Ashtanga Yoga

Ashtanga Yoga

”Yet Yoga as a way of life and philosophy, can be practiced by anyone with an inclination to undertake it, for Yoga belongs to humanity as a whole. It is not the property of any one group or any one individual, but can be followed by any and all, in any corner of the globe, regardless of class, creed or religion".

- Shri K Pattabhi Jois, Yoga Mala 1962

Ashtanga Yoga 

Ashtanga Vinyasa Yoga is a dynamic choreographed sequence of postures linked together by the breath. Through practice of Tristana; breathing (Ujjai), postures (Asanas), and gazing point (Dristi), we cultivate a body/mind connection and deeper awareness about the body and senses. 

A steady regular practice will purify the body and slowly progress strengths and flexibility as well as evoke a more internal consciousness and peaceful mind.

Ashtanga Yoga as a physical practice was methodized in the ancient text The Yoga Korunta approximately 4000 years ago by the Vedic seer Rishi Vamana. These texts represents a foundation for what we know as the Ashtanga Yoga sequences today. They were re-discovered by the Indian Yoga Guru Shri T Krishnamacharya and passed on to several of his students, including Shri K Pattabhi Jois. Today his grandson Sharath is teaching in the Shala in Mysore together with his mother, Pattabhi Jois’ daughter Saraswathi.
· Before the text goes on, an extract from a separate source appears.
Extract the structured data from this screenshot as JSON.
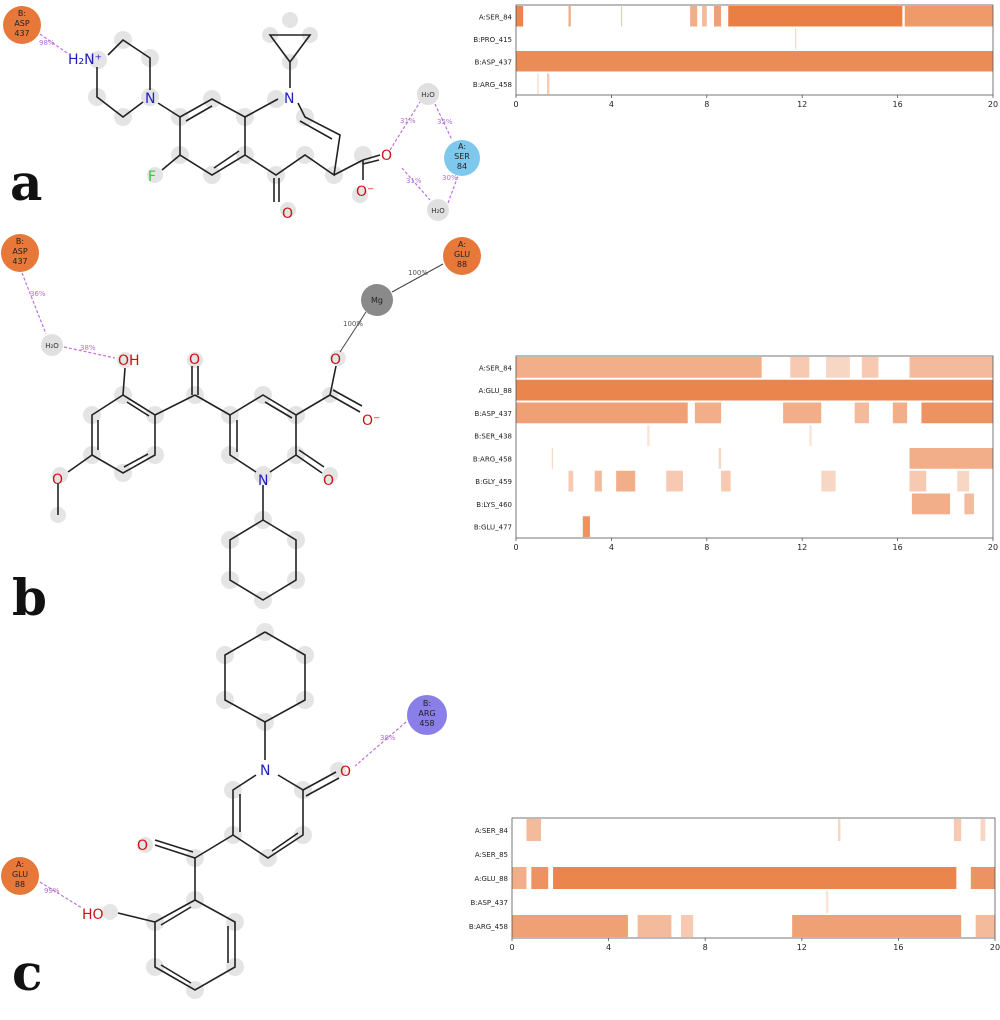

The term Ashtanga Yoga derives from the Sanskrit words Astau meaning eight and Anga meaning limb. Ashtanga Yoga refers to the eight limbs as taught by the great sage Patanjali who was the first to systematize an approach to classical Yoga in his Yoga Sutras (200 BC). These 198 sutras or aphorisms, that beautifully embraces all aspects of Yoga,  should be merged into our practice to deepen a spiritual awareness to progress a state of Yoga or self-realization. Hopefully it enables us to experience our lives fully and move the collective consciousness toward compassion and kindness.

We believe in Parampara, a Sanskrit word that refers to the succession of knowledge from one guru to the next. We practice and teach in this tradition passed on from Sharath Jois.